Naturally, fonts made with thin lines look best in black on a white background.

Professional fonts are designed as packaged sets of complete styles, such as Narrow, Medium, Wide, Light, Bold, Italic, and Oblique, in several specific sizes.  For minimal fonts, applications such as word processors and Internet browsers are capable of simulating these styles to some extent.

An easy way to see what you have is to start your word processor, type a sentence on a new page, then select (or "highlight") the whole sentence, and use the font selection drop down box on the tool bar to change the sentence into various fonts and sizes.

A handy sentence to use is "the quick brown fox jumps over the lazy dog" because it contains every letter in the alphabet.


UNcommon Fonts

Bear in mind that some font sets are massive, thus adding excessive bulk to some documents and slowing transmission time.  Others may be inconsistently spaced, irregularly sized, or just plain hard to read.  But some are exotic and exquisite.  You won't know until you try them - and that's the fun part!

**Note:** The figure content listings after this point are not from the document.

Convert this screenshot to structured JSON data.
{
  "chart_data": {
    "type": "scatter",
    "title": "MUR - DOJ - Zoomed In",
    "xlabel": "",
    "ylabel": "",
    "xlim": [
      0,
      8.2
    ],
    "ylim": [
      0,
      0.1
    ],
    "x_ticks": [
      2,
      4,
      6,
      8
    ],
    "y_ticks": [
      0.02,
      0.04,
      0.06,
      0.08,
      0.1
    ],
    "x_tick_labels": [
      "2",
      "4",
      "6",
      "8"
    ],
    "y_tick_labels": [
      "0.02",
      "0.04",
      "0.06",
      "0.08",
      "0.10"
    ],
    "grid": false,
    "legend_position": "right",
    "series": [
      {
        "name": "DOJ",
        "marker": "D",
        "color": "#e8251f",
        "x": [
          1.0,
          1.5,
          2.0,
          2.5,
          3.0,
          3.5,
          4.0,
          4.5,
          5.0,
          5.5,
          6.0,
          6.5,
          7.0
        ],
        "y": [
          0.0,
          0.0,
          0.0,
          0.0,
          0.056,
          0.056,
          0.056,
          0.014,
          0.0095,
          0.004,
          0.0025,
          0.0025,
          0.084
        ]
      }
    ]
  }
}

1001 Fonts - Free, with interactive comparisons
AbstractFonts.com - over 12,000 free fonts
Astigmatic One Eye Typographic Institute - weird fonts
BetterFonts.com - unusual and interesting fonts
DaFont.com - 1000s of fonts and links to other font sites
FontPark.net - over 70,000 free fonts, PC-Mac-Linux
FontPool.com - over 47,000 fonts
Free-Fonts.com - over 55,000 fonts (search Ruritania here)
Fonts.com - the name says it
fonts.google.com - vetted, free or paid, with clear licenses
MyFonts.com - over 1000 classy fonts
Peter Rempel Design - Celtic, Runes, Uncial, more
SimplyTheBest Free Fonts - and this may be true
Spranq EcoFont - uses up to 20% less ink!
UrbanFonts.com - over 8000 fonts

Tip:  Weed out fonts you don't use - too many installed fonts make some applications run slowly and cost you time when selecting a font - but don't delete the core fonts we listed above.  You can safely delete fonts which you installed, or just move them to another folder for later.


Font & Screen Colors

Here is a chart of the 216 cross-browser "web safe" colors with an explanation of hexadecimal and RGB notation, and a chart of colors which browsers recognize by name (e.g., "PowderBlue").

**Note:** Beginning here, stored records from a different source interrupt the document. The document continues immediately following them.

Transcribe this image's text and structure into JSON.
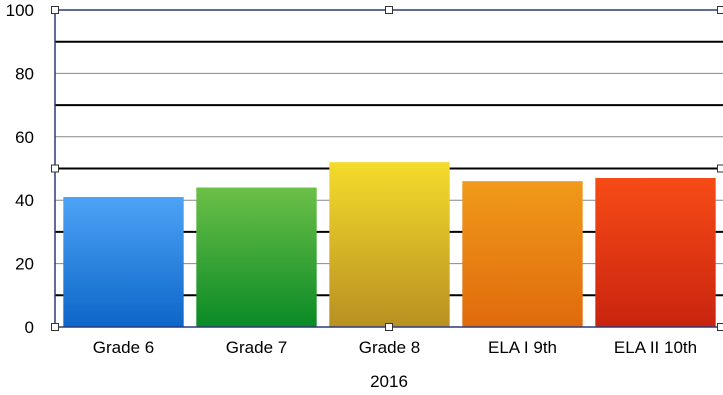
{
  "chart_data": {
    "type": "bar",
    "title": "",
    "xlabel": "2016",
    "ylabel": "",
    "categories": [
      "Grade 6",
      "Grade 7",
      "Grade 8",
      "ELA I 9th",
      "ELA II 10th"
    ],
    "series": [
      {
        "values": [
          41,
          44,
          52,
          46,
          47
        ]
      }
    ],
    "ylim": [
      0,
      100
    ],
    "yticks": [
      0,
      20,
      40,
      60,
      80,
      100
    ],
    "grid": true,
    "legend": "none",
    "colors": {
      "bars_top": [
        "#4da3f5",
        "#6cc048",
        "#f4dc2c",
        "#f09a1a",
        "#f74b17"
      ],
      "bars_bottom": [
        "#0d66c9",
        "#0a8a26",
        "#b99022",
        "#e06a0c",
        "#c9240f"
      ],
      "axis": "#2a3a7a",
      "grid_thin": "#888888",
      "grid_thick": "#000000"
    }
  }
}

W3Schools HTML Colors by Code
W3Schools HTML Colors by Name

Develop your own color scheme.  We made this page just for you:

Interactive Color Sandbox

Designers should check out this super Color Scheme Designer.

Did you lose something?

Occasionally data will appear to be cropped in an application or control panel.  If you hover the mouse pointer over the data, the rest of it may appear in a small "tool tip" window.  You may be able to extend the data field display by double clicking or dragging the right hand margin of the field title.  If those tricks don't work, try dragging the mouse over the data to select it, and continue dragging outside the field until all of the data is selected.

Sometimes in a web page, you may encounter a "white-out" (or a black-out).  For various reasons, coloration or contrast may obscure or completely hide text or graphics on a page.  A simple way to make it visible is to click Edit in the browser toolbar, then click Select All.  Whatever is there should show up, nicely contrasted against the selection highlighting.


Why is the alphabet in that order?  Is it because of that song?